Fonte: https://paytrack.com.br/blog/consultoria-financeira-empresarial/
    Desde os tempos remotos da Antiguidade Clássica até o presente, a educação se mantém como um reflexo intrínseco da incessante busca pelo conhecimento e da necessidade de adaptação à constante evolução da realidade circundante. Os esforços acadêmicos modernos também permanecem profundamente enraizados na influência intelectual exercida por notáveis pensadores do passado. Pensadores como Bacon, Descartes e Kneller, que lapidaram os fundamentos do pensamento científico, continuam a reverberar em meio às abordagens contemporâneas. Suas contribuições enriquecem o panorama científico atual, delineando um caminho hermenêutico que conecta as origens da indagação filosófica à contínua exploração do conhecimento em nosso tempo.

    A busca por cursos de graduação em administração que promovam a imersão em experiências concretas reflete o compromisso com a experimentação rigorosa, se alinhando com a contemporânea compreensão de que a prática aplicada é um motor essencial para o desenvolvimento de habilidades adaptativas, necessárias para prosperar em um ambiente profissional em constante mutação. Bacon, pioneiro do empirismo, defendia a importância da experimentação e da observação detalhada para o desenvolvimento do conhecimento. Conforme Bacon, aqueles dentre os mortais, mais animados e interessados, não no uso presente das descobertas já feitas, mas em ir mais além; que estejam preocupados, não com a vitória sobre os adversários por meio de argumentos, mas na vitória sobre a natureza, pela ação; não em emitir opiniões elegantes e prováveis, mas em conhecer a verdade de forma clara e manifesta.

    Descartes, que coloca a razão como guia para o conhecimento, ecoa na educação atual, reconhecendo a importância do pensamento lógico e habilidades de resolução de problemas. A preparação acadêmica deve capacitar os estudantes para decifrar e abordar situações inéditas, transcendendo a mera acumulação de informações, através do desenvolvimento de habilidades cognitivas, preparando os futuros profissionais da área para enfrentar os desafios emergentes em cenários de constante mudança através da capacidade necessária para explorar, compreender e enfrentar o desconhecido de modo racional. Descartes (1979) defendia que não existia tanta perfeição nas obras compostas por várias peças e feita pela mão de vários artistas, pois para ele, todos os corpos eram semelhantes, o que se diferencia entre eles, é a mente pensante.

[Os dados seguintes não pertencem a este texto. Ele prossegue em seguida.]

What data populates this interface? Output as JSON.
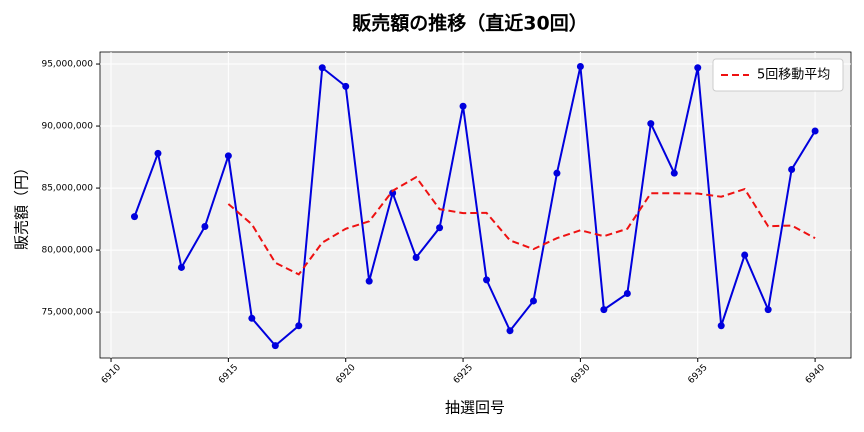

    Kneller enfatizou a historicidade e adaptabilidade inerentes à ciência, salientando sua contínua evolução na busca por uma compreensão abrangente da ordem natural. Essa dinâmica evolutiva ecoa na necessidade de ajustar os cursos, em resposta às mutações tecnológicas e sociais. Conforme novas profissões surgem e outras desaparecem, a educação superior se torna um instrumento essencial para a capacitação dos indivíduos a enfrentar os desafios fluidos e emergentes do cenário profissional em constante transformação. À medida que a ciência se desenvolve o homem percebe-se como possuidor da capacidade de dominar o mundo (KNELLER, 1980).

    As lições dos pensadores modernos têm implicações diretas na maneira como encaramos o cenário educacional atual. Tais notícias, nos lembram de que a educação deve ser flexível e se adaptar à evolução constante do conhecimento e das necessidades do mercado de trabalho. A interseção entre a filosofia, a ciência e a educação, ressalta a importância de estarmos preparados para enfrentar os desafios da mudança, enquanto incorporamos os princípios fundamentais que moldaram nosso entendimento do mundo. Como alertou Kneller, a ciência é um esforço coletivo, e as mudanças educacionais devem refletir a interação dinâmica entre a evolução científica e a sociedade.

Referências: 

RICARDO. 10 cursos de graduação que podem acabar até 2030. Disponível em: . Acesso em: 14 ago. 2023. 

BACON, F. Novum Organum In: Francis Bacon. Coleção os Pensadores. São Paulo, Abril Cultural, 1979. p. 1-21. 

DESCARTES, R. Discurso do Método. In René Descartes. Coleção os pensadores. São Paulo: Abril Cultural, 1979. 

KNELLER. A Ciência como Atividade Humana. Rio de Janeiro: Zahar, 1980, p. 15-29 

GLOBO. Cursos de graduação tradicionais podem acabar até 2030. Disponível em: . Acesso em: 14 ago. 2023

Por um realismo pluralista

 Pequeno ensaio produzido pelo acadêmico Ricardo Lonzetti

    O nascimento da racionalidade moderna, que deu origem à ciência moderna, é em geral atribuído ao que se denomina revolução científica ocorrida nos séculos XVI e XVII e que teve como expoentes Kepler, Copérnico, Galileu, Descartes e Newton. Como afirma Koyré (2011), suas ideias partiram de concepções que exigiam a crença em um modo racional de pensar e testar ideias, essencialmente distinto das concepções sustentadas na pelos filósofos medievais, cujas discussões metodológicas seguiram o modelo fixado pelos gregos e estiveram estreitamente ligadas ao modo pelo qual Aristóteles trata do problema da ciência, ou seja, por meio de um método indutivo e dedutivo.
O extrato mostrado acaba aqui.